To finish well will cost us something. It may cost us everything. Just ask anyone who has ever run a marathon or competed in a triathlon. Starting is easy. It is finishing that is hard. It is finishing that requires blood, sweat, and tears. It is finishing that requires courage.
The race really does go to the tortoise and not the hare. It is perseverance that ultimately will win the prize, not knowledge, not talent, and not connections. It is that undying tenacity that sets itself on the end, that finishes the race, that completes the task, and that fulfills the responsibility.
As Calvin Coolidge sagely observed,
“Nothing can take the place of persistence. Talent will not. Nothing is more common than unsuccessful men with talent. Genius will not. Unrewarded genius is almost a proverb. Education will not. The world is full of educated derelicts. Persistence and determination alone are overwhelmingly powerful.”
So, how do we train ourselves to finish what we start? How do we cut across the grain of our instant-everything culture? How do we subdue our got-to-have-it-now appetites so that we can undertake our tasks with forbearance and resolve?
First, we must come to the realization that such a virtue is hardly easy…

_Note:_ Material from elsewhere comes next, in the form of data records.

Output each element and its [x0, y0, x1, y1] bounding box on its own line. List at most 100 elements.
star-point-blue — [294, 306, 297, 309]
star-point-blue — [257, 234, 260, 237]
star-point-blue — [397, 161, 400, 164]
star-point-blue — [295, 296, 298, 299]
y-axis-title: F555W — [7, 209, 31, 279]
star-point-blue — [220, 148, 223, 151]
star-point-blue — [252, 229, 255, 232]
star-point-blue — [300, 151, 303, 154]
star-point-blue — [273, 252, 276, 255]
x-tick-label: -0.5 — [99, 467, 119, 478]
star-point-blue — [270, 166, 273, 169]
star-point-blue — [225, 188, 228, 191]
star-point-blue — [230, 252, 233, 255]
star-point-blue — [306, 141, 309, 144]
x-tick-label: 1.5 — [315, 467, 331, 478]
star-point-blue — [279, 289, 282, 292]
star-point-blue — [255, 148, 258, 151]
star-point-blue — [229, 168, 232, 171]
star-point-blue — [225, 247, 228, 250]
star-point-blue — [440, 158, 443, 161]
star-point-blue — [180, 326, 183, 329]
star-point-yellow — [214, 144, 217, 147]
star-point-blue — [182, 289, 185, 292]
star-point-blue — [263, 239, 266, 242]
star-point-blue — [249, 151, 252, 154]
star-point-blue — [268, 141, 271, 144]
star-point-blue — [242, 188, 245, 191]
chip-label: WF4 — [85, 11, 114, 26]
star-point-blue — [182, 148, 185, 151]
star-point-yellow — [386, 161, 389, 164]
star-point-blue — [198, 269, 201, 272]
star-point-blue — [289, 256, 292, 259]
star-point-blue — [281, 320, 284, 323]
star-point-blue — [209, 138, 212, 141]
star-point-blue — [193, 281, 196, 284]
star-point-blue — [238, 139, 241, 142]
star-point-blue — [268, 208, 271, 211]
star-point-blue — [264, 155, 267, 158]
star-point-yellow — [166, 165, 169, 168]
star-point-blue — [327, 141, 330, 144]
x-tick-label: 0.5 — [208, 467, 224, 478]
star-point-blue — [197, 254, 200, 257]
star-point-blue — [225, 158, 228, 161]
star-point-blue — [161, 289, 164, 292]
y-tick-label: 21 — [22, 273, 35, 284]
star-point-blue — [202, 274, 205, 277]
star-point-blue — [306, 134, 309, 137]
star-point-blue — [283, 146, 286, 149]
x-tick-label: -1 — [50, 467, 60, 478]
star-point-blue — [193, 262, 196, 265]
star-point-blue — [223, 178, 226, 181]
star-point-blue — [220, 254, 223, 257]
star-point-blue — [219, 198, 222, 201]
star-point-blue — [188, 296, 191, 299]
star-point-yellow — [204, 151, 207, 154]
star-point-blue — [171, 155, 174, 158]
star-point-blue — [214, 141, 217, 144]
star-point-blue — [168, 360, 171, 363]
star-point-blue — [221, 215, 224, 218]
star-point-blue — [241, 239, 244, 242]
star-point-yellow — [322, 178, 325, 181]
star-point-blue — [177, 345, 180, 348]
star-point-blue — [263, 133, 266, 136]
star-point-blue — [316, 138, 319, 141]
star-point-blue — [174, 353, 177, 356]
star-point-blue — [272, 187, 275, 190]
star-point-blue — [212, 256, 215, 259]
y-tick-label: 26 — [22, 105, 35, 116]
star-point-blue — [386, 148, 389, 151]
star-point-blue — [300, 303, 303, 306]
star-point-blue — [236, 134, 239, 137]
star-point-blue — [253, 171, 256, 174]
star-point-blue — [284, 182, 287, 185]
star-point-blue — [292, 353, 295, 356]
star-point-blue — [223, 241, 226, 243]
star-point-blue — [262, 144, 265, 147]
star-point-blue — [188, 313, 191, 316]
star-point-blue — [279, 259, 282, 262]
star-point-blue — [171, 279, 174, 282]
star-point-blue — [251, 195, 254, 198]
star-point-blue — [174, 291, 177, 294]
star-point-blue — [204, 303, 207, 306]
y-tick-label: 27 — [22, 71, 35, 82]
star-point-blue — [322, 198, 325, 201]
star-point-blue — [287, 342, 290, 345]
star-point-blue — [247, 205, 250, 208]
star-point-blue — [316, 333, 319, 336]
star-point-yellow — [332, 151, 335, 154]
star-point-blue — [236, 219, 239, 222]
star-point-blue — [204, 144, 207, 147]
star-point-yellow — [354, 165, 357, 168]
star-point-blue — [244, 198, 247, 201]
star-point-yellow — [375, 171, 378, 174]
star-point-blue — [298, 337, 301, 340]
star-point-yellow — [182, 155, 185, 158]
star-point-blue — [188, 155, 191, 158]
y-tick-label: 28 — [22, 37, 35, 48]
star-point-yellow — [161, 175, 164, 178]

1. To see things through to the end demands courage
Though we tend to admire courage, we often have to admit that there is in it an unexplainable admixture of boldness and madness in it. Concerned with our own health and welfare, we find it more than a little extraordinary when anyone is willing to risk life and limb for the sake of others—much less for the sake of some principle. Indeed, we have become an age with a dearth of heroes. Bravery has practically become a forgotten virtue—a lost cause. Nevertheless, its allure retains as strong a grip on us today as it has each of the many generations that have preceded us.
According to C.S. Lewis,
“Courage is not simply one of the virtues, but the form of every virtue at the testing point, which means, at the point of highest reality. A chastity or honesty or mercy, which yields to danger, will be chaste or honest or merciful only on conditions. Pilate was merciful until it became risky.”